Funnily enough, I'm the exact opposite. Mentally, money in my account is "my money". Cash I've withdrawn feels like already-spent money. Since it's unaccountable, I tend to spend it more frivolously. Might be a generation-to-generation thing.
> Since it's unaccountable, I tend to spend it more frivolously.
Which is fine!
Here's what you do: allot a certain amount of cash to discretionary expenses each month. You take that money out at the beginning of each month (actually in my case, twice a month) and then use it. And when you run out you're out.
What you've just done is used physical cash to put a hard ceiling on your discretionary spending. This turns what are normally variable expenses into a fixed item in your budget, which makes it a heck of a lot easier to account for.
Yep, I share your same mindset. Whenever I take money out of the ATM I typically only take what I need right now because once it's in my wallet it's already spent.
Once it's in my wallet, it's already spent by my spouse.
I might actually spend as much as 10% of my cash withdrawals myself. I can reliably keep a single $10 bill in there, as the "didn't want to clean you out"-based guilt prevents the very last note in there from being taken.

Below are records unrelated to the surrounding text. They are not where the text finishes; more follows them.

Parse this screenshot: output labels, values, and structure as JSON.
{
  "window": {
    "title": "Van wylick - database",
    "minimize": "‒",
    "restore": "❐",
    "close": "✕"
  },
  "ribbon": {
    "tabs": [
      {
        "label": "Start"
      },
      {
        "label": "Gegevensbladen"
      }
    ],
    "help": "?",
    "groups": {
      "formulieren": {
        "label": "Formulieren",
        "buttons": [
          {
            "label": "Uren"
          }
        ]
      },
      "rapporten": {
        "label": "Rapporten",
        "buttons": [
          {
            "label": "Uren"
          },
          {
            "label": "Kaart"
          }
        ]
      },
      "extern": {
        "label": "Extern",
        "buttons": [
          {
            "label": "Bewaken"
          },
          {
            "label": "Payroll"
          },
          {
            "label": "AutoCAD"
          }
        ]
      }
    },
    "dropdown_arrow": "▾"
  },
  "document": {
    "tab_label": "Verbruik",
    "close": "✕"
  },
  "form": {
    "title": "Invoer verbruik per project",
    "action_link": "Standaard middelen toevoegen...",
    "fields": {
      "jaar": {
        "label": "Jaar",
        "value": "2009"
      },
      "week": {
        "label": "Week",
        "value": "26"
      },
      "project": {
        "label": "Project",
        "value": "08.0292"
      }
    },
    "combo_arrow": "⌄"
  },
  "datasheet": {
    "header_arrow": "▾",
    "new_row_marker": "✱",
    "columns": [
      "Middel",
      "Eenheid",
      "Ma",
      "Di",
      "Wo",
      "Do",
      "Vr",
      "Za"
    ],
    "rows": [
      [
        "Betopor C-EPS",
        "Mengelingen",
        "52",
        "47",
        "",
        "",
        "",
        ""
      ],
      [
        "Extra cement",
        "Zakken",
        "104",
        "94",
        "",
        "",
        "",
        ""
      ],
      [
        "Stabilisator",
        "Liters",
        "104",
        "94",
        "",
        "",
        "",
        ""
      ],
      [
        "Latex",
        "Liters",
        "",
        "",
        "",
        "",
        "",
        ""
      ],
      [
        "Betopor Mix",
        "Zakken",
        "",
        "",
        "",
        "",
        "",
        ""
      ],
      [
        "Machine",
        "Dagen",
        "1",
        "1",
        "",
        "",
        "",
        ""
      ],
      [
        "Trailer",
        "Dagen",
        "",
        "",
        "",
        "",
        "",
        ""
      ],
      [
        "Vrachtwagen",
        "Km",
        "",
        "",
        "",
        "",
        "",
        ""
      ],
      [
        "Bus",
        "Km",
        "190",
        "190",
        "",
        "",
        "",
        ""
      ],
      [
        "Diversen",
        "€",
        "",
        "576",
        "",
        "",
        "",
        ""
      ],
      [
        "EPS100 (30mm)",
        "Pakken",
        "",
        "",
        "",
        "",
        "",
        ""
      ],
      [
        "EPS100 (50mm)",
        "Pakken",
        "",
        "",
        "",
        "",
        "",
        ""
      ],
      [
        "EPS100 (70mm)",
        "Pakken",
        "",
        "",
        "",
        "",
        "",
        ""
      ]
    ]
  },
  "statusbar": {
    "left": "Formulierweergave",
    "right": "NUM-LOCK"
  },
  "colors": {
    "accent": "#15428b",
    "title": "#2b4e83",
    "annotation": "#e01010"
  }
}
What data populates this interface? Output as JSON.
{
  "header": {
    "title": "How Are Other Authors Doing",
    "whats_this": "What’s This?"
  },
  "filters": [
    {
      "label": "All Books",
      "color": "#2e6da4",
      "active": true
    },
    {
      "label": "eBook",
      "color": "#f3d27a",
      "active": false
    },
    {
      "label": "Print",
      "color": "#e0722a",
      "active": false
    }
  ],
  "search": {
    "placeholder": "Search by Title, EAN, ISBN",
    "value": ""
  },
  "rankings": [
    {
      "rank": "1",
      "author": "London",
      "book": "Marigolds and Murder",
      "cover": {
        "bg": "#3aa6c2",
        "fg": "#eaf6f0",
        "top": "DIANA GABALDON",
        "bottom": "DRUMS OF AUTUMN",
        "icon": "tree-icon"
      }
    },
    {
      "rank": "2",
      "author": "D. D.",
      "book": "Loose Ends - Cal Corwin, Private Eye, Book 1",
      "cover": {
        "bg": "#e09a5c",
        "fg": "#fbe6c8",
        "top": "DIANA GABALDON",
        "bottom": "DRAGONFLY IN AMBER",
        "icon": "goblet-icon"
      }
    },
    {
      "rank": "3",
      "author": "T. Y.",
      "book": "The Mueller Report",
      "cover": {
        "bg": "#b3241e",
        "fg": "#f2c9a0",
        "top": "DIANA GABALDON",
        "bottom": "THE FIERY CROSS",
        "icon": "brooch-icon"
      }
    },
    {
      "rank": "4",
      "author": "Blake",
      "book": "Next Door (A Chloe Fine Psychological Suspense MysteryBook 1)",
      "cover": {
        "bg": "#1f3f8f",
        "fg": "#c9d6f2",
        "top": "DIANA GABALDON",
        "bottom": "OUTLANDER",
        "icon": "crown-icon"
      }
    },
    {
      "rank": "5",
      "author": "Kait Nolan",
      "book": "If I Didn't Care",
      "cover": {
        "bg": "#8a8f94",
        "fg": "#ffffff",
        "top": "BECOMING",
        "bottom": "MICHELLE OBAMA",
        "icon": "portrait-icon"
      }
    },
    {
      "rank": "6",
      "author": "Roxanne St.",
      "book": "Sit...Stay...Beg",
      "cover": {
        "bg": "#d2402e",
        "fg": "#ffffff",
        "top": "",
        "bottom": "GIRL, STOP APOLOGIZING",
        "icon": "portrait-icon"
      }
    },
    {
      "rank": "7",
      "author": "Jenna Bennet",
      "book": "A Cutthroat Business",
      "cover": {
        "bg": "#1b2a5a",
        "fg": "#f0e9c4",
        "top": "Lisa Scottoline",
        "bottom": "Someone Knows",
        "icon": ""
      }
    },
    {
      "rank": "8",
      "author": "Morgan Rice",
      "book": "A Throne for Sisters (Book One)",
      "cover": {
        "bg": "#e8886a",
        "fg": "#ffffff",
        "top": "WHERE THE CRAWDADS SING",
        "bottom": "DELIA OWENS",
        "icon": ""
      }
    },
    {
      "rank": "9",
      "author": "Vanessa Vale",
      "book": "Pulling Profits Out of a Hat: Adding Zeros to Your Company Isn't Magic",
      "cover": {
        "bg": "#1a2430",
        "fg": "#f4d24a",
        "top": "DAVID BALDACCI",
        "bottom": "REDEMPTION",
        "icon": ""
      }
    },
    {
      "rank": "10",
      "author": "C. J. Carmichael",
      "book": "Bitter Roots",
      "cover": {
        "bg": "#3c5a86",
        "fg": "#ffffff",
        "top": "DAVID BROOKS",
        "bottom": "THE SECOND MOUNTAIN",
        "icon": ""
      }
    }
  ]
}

Of course, now the spouse just takes the debit card from my wallet instead, so I might have to start keeping more cash in there, in case I go to pay for something one day and it's not there.
My first real job & paycheck was an internship in Tokyo. Since Japan is very cash-based, and I only had a savings account (and wasn't sure what the limit on transactions was, if any), I would withdraw my spending money /for the month/ and avoid going to the ATM as much as possible.
It definitely formed a different attitude towards cash then I feel I otherwise would have got. The money I have left in my wallet feels like all I have this month, and as the bills disappear I really feel the spending. I feel spending from my bank account much less.
I think the mentality comes from using your bank's website/mint/etc to track your spending. Anything done with a card becomes a specific line item staring you in the face; cash, however, just falls into "miscellaneous".